Copaíba do Mary Dota

Redes Sociais/Reprodução

Copaíba tombada, no Mary Dota, precisará ser suprimida

Uma das árvores na lista da Semma é uma copaíba centenária e tombada como patrimônio histórico, bastante conhecida no Núcleo Mary Dota, que fica em uma praça localizada na quadra 19 da avenida Marcos de Paula Raphael. No último dia 22, inclusive, a poda de galhos do exemplar foi motivo de críticas de moradores, que chegaram a planejar um protesto, mas, depois, concordaram que a espécie estava trazendo riscos aos frequentadores do local.
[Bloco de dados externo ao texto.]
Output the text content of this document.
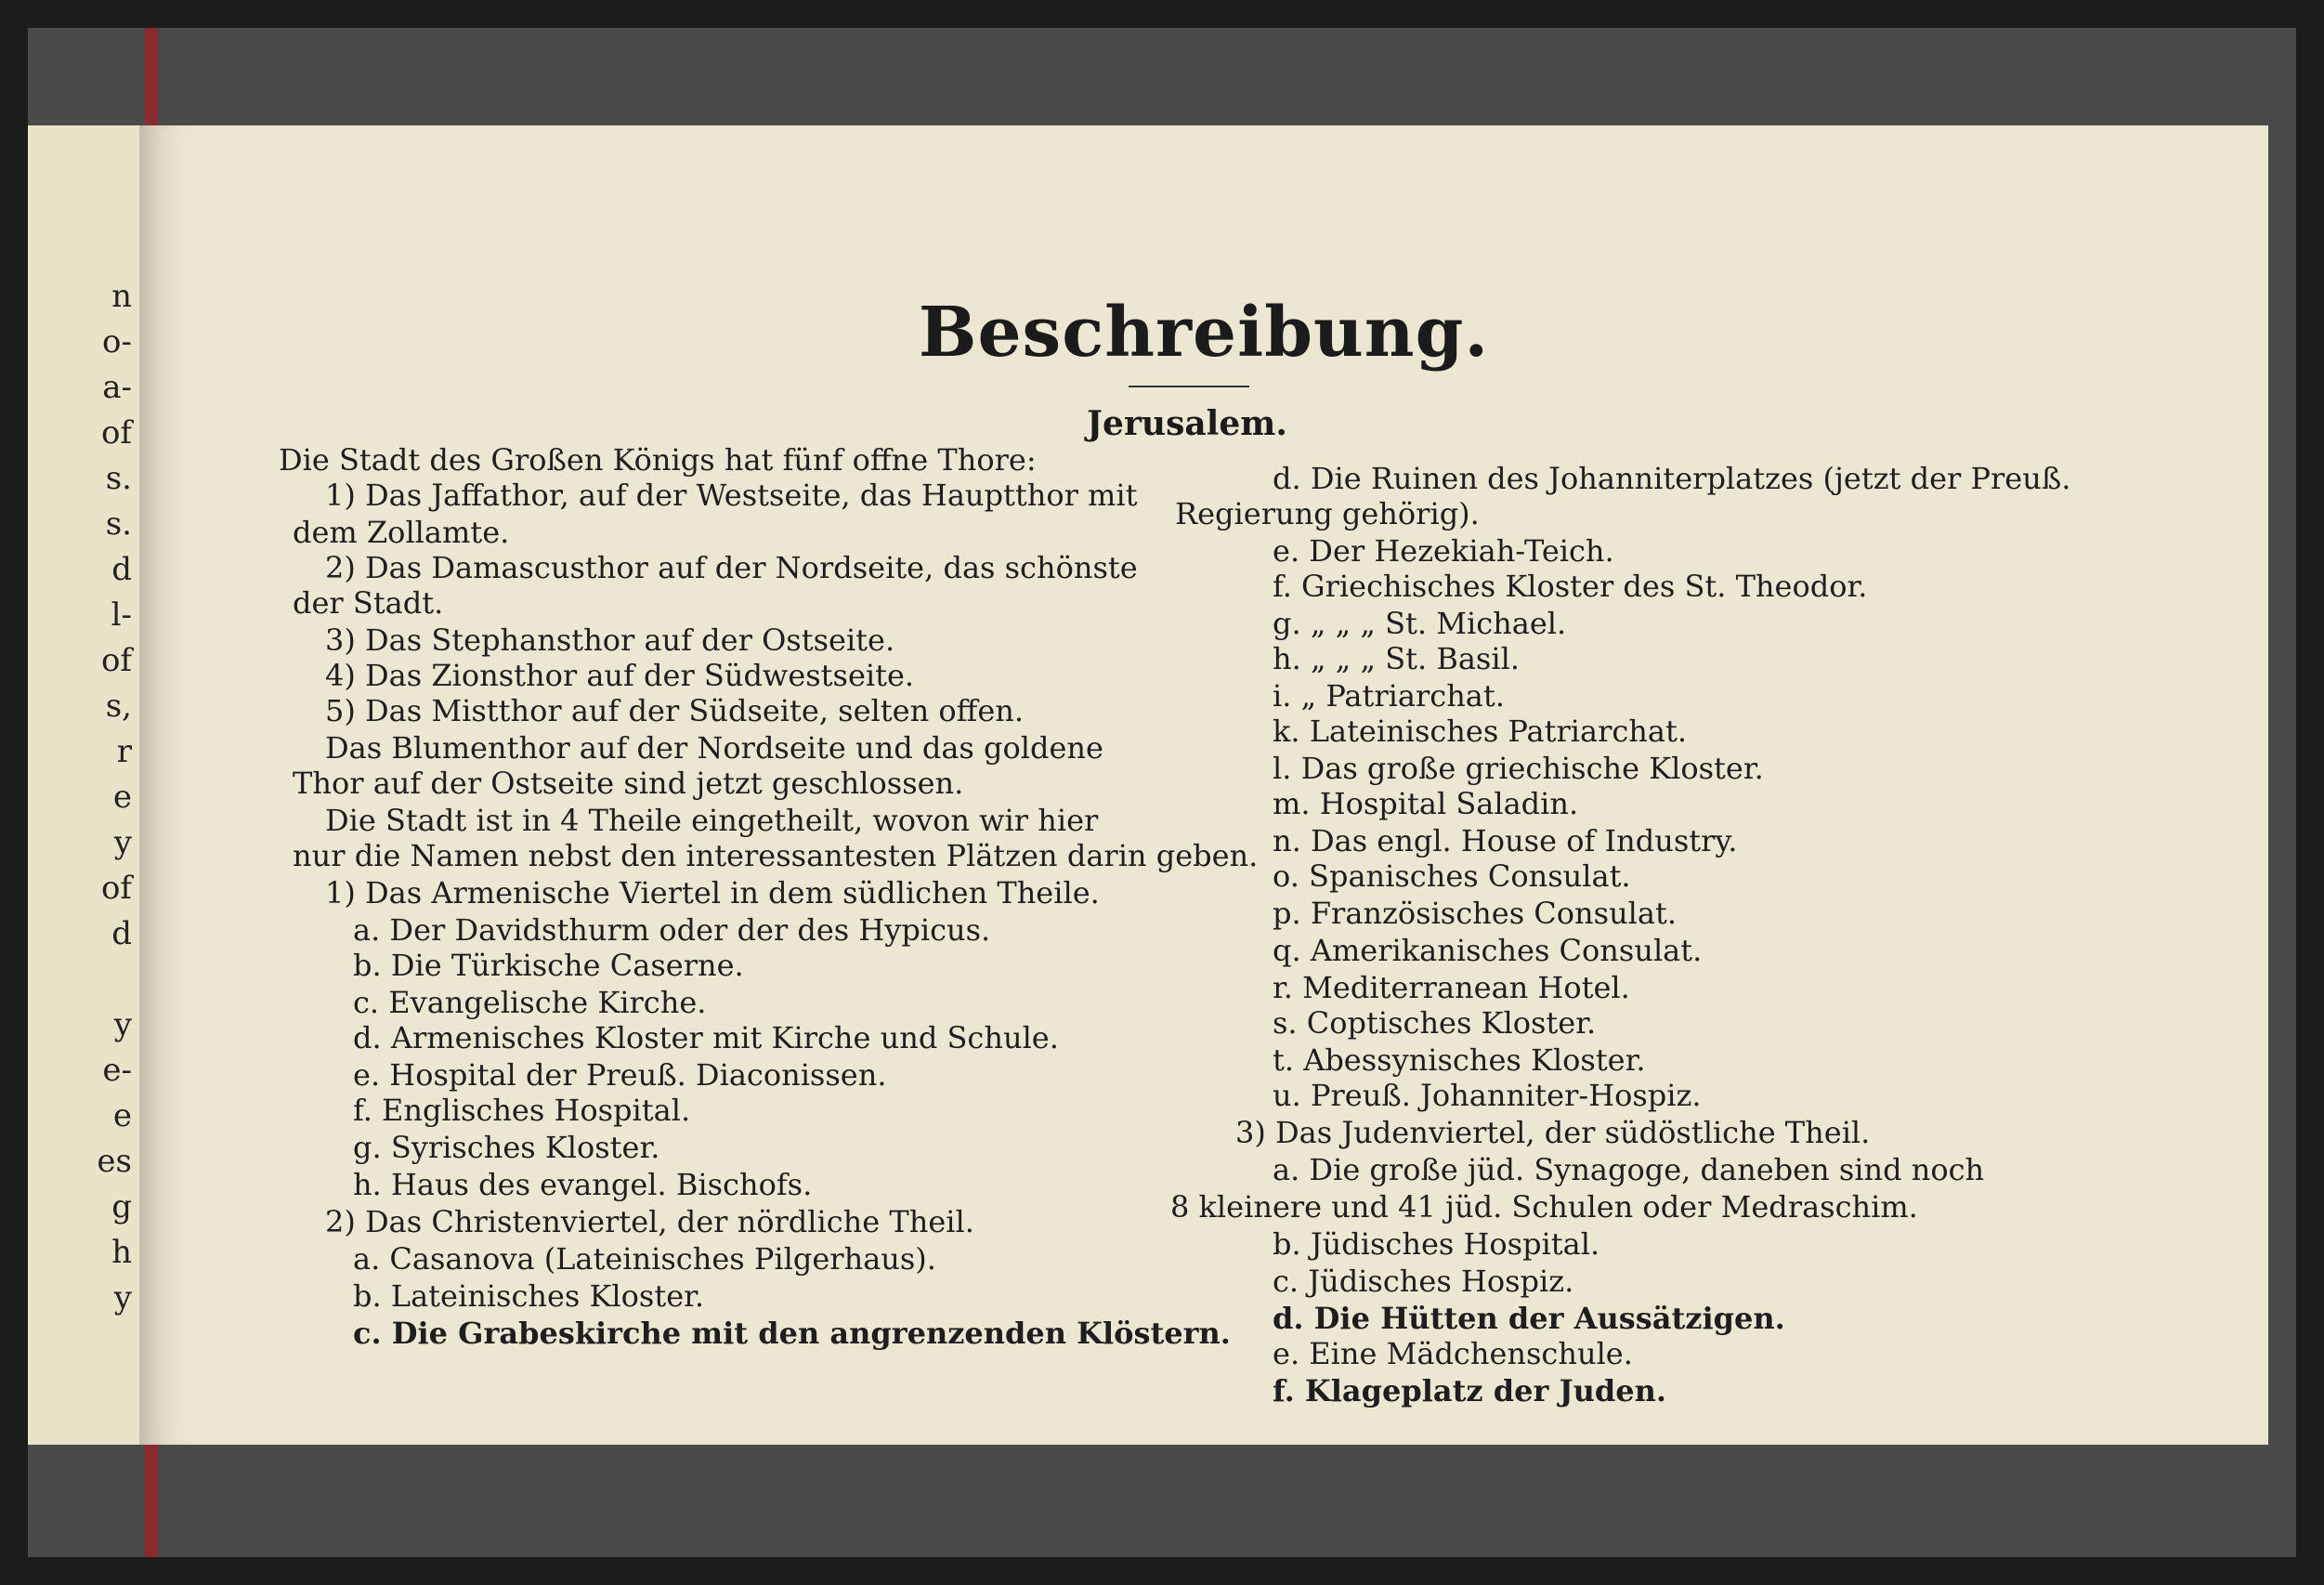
n
o-
a-
of
s.
s.
d
l-
of
s,
r
e
y
of
d
y
e-
e
es
g
h
y
Beschreibung.
Jerusalem.
Die Stadt des Großen Königs hat fünf offne Thore:
1) Das Jaffathor, auf der Westseite, das Hauptthor mit
dem Zollamte.
2) Das Damascusthor auf der Nordseite, das schönste
der Stadt.
3) Das Stephansthor auf der Ostseite.
4) Das Zionsthor auf der Südwestseite.
5) Das Mistthor auf der Südseite, selten offen.
Das Blumenthor auf der Nordseite und das goldene
Thor auf der Ostseite sind jetzt geschlossen.
Die Stadt ist in 4 Theile eingetheilt, wovon wir hier
nur die Namen nebst den interessantesten Plätzen darin geben.
1) Das Armenische Viertel in dem südlichen Theile.
a. Der Davidsthurm oder der des Hypicus.
b. Die Türkische Caserne.
c. Evangelische Kirche.
d. Armenisches Kloster mit Kirche und Schule.
e. Hospital der Preuß. Diaconissen.
f. Englisches Hospital.
g. Syrisches Kloster.
h. Haus des evangel. Bischofs.
2) Das Christenviertel, der nördliche Theil.
a. Casanova (Lateinisches Pilgerhaus).
b. Lateinisches Kloster.
c. Die Grabeskirche mit den angrenzenden Klöstern.
d. Die Ruinen des Johanniterplatzes (jetzt der Preuß.
Regierung gehörig).
e. Der Hezekiah-Teich.
f. Griechisches Kloster des St. Theodor.
g. „ „ „ St. Michael.
h. „ „ „ St. Basil.
i. „ Patriarchat.
k. Lateinisches Patriarchat.
l. Das große griechische Kloster.
m. Hospital Saladin.
n. Das engl. House of Industry.
o. Spanisches Consulat.
p. Französisches Consulat.
q. Amerikanisches Consulat.
r. Mediterranean Hotel.
s. Coptisches Kloster.
t. Abessynisches Kloster.
u. Preuß. Johanniter-Hospiz.
3) Das Judenviertel, der südöstliche Theil.
a. Die große jüd. Synagoge, daneben sind noch
8 kleinere und 41 jüd. Schulen oder Medraschim.
b. Jüdisches Hospital.
c. Jüdisches Hospiz.
d. Die Hütten der Aussätzigen.
e. Eine Mädchenschule.
f. Klageplatz der Juden.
"A Defesa Civil também esteve no endereço e confirmou a necessidade de retirada da árvore. Há mais de um ano, ela está morta, apodrecendo, com galhos caindo e com risco de atingirem a cabeça de alguém", frisa Sidnei Rodrigues.

De acordo com ele, o parecer da Semma e da Defesa Civil será encaminhado para análise do Conselho Municipal de Defesa do Meio Ambiente e Desenvolvimento Sustentável (Condema), que dará o aval ou não para o destombamento e supressão do exemplar em sua próxima reunião mensal, que deve ocorrer no próximo dia 29.